Mata perempuan itu menyipit memandangi mobil pick up yang berhenti di depan pekarangan rumah kakak iparnya. Perempuan tua itu kemudian mendekat, hendak menanyakan keperluan si empunya mobil. Saat tangannya akan mengetuk kaca mobil, perempuan yang mengenakan daster batik lengan pendek itu terkesiap, menutupi mulutnya dengan telapak tangan. "Oalah, Nok, Nok! Kowe nang endi wae?! Bapakmu ki bingung nggoleki." seru perempuan itu hampir menangis .( Oalah--- Nok adalah panggilan untuk anak perempuan---. Kamu itu kemana saja. Bapakmu ini bingung cariin kamu)

Mendengar seruan perempuan itu, si pemilik pick up langsung membuka pintu mobil dan turun. Mereka bercakap- cakap sejenak sebelum si ibu pemilik pick up membuka pintu jok penumpang. Perempuan bernama Winarsih yang mengaku sebagai bibi dari si gadis itu kemudian membantunya. Turun. Sambil masih berurai air mata. Beberapa tetangga berhamburan keluar, sebab suara Bulik Win memang lumayan keras.

"Oalah, Ti, Asti. Bapakmu iki lho bingung nggoleki. Kok kowe lungo ora kondho- kondho? Nang endi wae, toh Nok kowe iki. Mesakake Bapakmu, Nok. Bingung. " ( Oalah, Ti, Asti. Bapakmu ini lho bingung nyariin. Kok kamu pergi nggak bilang- bilang  Ke mana saja sih nok kamu ini. Kasihan bapakmu, nduk. Bingung.) Bulik Win menggiring Asti ke rumah miliknya yang jaraknya hanya tiga rumah dari rumah milik orangtua Asti. Namun Asti tetap terdiam. Mulutnya seperti terkunci.

***

Berita tentang kembalinya Asti ke rumah cukup menggemparkan kantor tempat Bhaga bekerja. Tadinya Pak Supardjo sudah berburuk sangka pada Bhaga dan menuduh pria itu membawa kabur anak perempuannya tanpa izin. Hingga ayah Bhagapun ikut menyidang Bhaga di rumah. Untung Dana membela sepupunya itu dengan mengatakan bahwa akhir pekan kemarin Bhaga ada di Jakarta bersama dirinya.

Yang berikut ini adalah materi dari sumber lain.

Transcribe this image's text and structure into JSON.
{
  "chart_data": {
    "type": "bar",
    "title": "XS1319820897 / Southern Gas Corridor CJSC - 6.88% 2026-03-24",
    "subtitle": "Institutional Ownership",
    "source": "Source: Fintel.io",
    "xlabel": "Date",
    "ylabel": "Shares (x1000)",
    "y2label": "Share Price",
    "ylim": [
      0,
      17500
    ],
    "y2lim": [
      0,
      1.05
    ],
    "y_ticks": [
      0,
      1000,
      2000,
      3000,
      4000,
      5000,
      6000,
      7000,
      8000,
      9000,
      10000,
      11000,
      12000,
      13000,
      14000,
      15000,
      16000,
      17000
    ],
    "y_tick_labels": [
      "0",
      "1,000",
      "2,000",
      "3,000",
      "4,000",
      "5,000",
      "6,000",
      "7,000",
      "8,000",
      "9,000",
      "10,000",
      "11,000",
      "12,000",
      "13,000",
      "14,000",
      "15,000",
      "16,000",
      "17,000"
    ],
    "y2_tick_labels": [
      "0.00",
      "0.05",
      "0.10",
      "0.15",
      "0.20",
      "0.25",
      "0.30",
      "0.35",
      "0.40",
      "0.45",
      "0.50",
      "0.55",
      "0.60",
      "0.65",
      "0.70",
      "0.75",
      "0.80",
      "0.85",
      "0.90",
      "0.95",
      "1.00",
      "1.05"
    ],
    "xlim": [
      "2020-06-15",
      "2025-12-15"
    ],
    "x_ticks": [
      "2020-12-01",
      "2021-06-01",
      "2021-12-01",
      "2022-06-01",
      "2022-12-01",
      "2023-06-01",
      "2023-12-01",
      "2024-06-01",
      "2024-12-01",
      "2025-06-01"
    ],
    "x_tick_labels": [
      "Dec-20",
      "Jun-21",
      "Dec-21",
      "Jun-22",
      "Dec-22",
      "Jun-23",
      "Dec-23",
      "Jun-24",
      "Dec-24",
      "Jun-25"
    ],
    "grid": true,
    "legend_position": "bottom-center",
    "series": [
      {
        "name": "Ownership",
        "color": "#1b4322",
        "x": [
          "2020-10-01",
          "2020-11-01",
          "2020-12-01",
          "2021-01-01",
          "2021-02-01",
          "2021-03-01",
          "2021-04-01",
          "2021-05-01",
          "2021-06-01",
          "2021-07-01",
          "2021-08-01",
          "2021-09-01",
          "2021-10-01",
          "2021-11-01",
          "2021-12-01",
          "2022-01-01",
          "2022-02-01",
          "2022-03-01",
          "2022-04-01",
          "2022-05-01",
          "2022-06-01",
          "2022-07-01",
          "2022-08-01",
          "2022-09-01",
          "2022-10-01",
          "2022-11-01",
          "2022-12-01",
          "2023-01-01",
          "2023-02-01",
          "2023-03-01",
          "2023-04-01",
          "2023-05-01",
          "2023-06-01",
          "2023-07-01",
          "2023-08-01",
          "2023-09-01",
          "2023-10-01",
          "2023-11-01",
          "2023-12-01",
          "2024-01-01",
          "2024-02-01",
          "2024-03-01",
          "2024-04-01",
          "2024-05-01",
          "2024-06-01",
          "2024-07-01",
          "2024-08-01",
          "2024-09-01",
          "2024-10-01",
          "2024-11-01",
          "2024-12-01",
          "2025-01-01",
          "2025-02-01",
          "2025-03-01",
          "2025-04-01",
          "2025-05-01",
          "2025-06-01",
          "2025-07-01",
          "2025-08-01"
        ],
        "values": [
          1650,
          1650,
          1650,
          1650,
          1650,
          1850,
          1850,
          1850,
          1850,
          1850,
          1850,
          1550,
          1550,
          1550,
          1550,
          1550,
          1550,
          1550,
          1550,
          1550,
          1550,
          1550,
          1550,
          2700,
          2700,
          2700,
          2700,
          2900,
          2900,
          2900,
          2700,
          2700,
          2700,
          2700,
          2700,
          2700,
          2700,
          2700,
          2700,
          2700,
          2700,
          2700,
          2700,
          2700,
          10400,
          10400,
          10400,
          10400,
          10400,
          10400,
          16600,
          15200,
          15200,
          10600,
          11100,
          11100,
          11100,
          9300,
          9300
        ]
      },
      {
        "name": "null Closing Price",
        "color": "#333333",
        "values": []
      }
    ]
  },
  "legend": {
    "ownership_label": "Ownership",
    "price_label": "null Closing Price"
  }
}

Saat itu ayah Bhaga sendiri sedang berada di luar kota bersama ibunya.

"Nggak mampir ke rumah Pak Supardjo toh Mas?" pulang kerja hari itu Fadli mengekori langkah Bhaga. Fadli ini sejak dulu memang mengidolakan Bhaga. Lelaki berusia 26 tahun itu selalu mengikuti kemanapun Bhaga pergi. "Nggaklah, Dli. Takut gangguin. Kan Asti baru saja pulang. Mungkin dia butuh istirahat." Bhaga mengenakan helmnya. Bersamaan itu ponsel dalam sakunya bergetar. Tangan Bhaga terjulur ke saku celananya. Nama ibunya tertera di layar.

"Assalamualaikum, wonten nopo, Buk?" ( Assalamuallaikum ada apa, Bu?)

"Lho, Nang. Durung bali? "

( Lho, Nang-- panggilan untuk anak laki- laki di kawasan pantura--. Belum pulang)

"Nembe ten parkiran. Niki ajeng wangsul,"

( Baru di parkiran. Ini mau pulang.)

"Iyo. Gage, Nang. Iki dienteni karo
Bapakmu."

( Ya. Buruan, Nang) Ini ditungguin sama Bapakmu)

"Injih, Bu. Niki sampun ajenge mlampah..."

( Iya, Bu. Ini sudah mau jalan)

Sambungan terputus. Lagi- lagi Fadli menatapnya dengan raut mau tahu. "Sopo, Mas?"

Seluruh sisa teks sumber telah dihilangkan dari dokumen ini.